It’s so hot right now.
No, no, not the weather. Here in New York, it’s below freezing and I’m wearing three sweaters.
It’s all the rage though, and everybody’s doing it—everybody who’s anybody, that is. Or, if they aren’t doing it now, they plan to as soon as the timing’s right.
I’m not talking about spinning or zumba. Not Tinder, Grouper, or online dating (we can get to that later).
I’m talking about working at a tech start-up. (NOTE: This post is not a how-to guide for start-up success. If that’s your jam, go have fun at this blog instead.)
For a few months, I ran the media side of a small tech start-up called Mavrx. Mavrx provides critical image mapping and big-data analytics for agricultural operations. (Hit up our website for more info.) We were in Cape Town to work with South African vineyards and grape-growers during their growing season. While there, we tailored our tech product to best fit their needs. The next steps: expanding our market to other countries, other crops, and even other industries.
Now, I’m back in the Big Apple—about as different in culture (and temperature) from Cape Town as possible. As I inevitably meet new people here, the same questions crop up: Oh, you were at a tech start-up? What did you do? Did you like it?
As the media & communications guru for Mavrx (a self-proclaimed title, I admit), it was my job to run the public image of our fledgling company. I designed a website, put together press and sales and pitch materials, blogged, Tweeted, Instagrammed, and generally managed what I call “brand development.” I had dabbled in all of these things before, but… it’s different in a start-up. Each task required me to muster up a full measure independence, self-confidence, and initiative.
Here’s the thing about working in a small company with no set structure and no guidelines to follow: you make it all up yourself. You learn a hell of a lot. You mess up. And you figure out, slowly, what makes you tick in a work environment. For someone who’s played by the rules all her life, I often felt that I’d suddenly been thrown into the deep end. The good part? I learned to swim.
I’ve always been worried about work-life balance; I’m not particularly skilled at doing anything in moderation. For me—and I think for many of us—it’s always all work or all play. Some of my internship experiences had left me thinking that a finite workday would be ideal; just clock out and sleep easy. But other internships reminded me how important it is to work towards the bigger picture—a place where, even at midnight on a Friday when your friends are texting you from the bar, you know you’re doing something meaningful.
And start-ups? No thanks, I used to think. It seemed to me the worst of two worlds: the 24-hour intensity of a job that never ends, matched with the questionable ethics of a get-rich-quick scheme. (No offense intended to those awesome people I know who have had the guts, wisdom, and self-confidence to be entrepreneurs from the start.

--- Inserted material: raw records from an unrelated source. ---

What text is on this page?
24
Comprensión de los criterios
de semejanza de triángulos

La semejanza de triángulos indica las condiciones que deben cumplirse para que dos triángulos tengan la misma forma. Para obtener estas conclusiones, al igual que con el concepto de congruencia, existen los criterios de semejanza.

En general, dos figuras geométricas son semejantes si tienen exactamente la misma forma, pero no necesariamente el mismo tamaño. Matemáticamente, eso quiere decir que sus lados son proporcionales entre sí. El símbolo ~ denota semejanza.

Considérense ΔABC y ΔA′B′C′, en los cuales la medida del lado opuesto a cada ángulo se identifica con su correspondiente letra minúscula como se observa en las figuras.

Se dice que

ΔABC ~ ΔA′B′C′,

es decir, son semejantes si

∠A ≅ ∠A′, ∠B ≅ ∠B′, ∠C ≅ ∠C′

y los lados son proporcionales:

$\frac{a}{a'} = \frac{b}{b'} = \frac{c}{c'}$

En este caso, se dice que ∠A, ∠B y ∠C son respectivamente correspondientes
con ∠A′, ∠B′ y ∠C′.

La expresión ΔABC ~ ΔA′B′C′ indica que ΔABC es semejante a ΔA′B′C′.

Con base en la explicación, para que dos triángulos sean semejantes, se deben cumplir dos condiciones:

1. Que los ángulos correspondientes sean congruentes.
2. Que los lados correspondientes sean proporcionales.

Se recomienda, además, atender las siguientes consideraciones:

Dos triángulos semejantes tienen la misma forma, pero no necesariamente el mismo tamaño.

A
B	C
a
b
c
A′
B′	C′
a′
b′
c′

I never said I was right about any of this.) Still, the appeal of the “tech” industry eluded me. I may be a nerd, I thought, but I’m no geek.
There’s a geek in all of us, though, and—as reporting has taught me all along—asking the right questions will make any subject, however seemingly mundane, totally fascinating. So even though I was clueless about NDVI imaging, precision agriculture, viticultural technology, and harvest planning, I asked questions in South Africa. This is what happens in a good start-up: the pieces begin to fall into place, and the vision becomes something worth working toward. It might even, if you’re lucky, come to consume you. Then the line between work and play is blurred, and you’re not trying to get rich quick or even get investors—you’re just trying to make something important happen, and you believe fundamentally in it.
My first tech start-up chapter has closed—for now. Once again I’m not certain of the next step. I’m also not sure if I’m much closer to figuring out that work-life balance thing. But for the first time, it doesn’t matter and it doesn’t scare me. There are only two things I want: to work with people who make me work harder, and to believe in what I’m building.
Sure, some people will always want to clock out at 5:00pm. The secret, though, is that everything’s more fun when the clock’s always ticking. Deadlines will make your heart beat faster, looming consequences will keep you focused, and that adrenaline rush? Time may pass, but it’ll keep you young.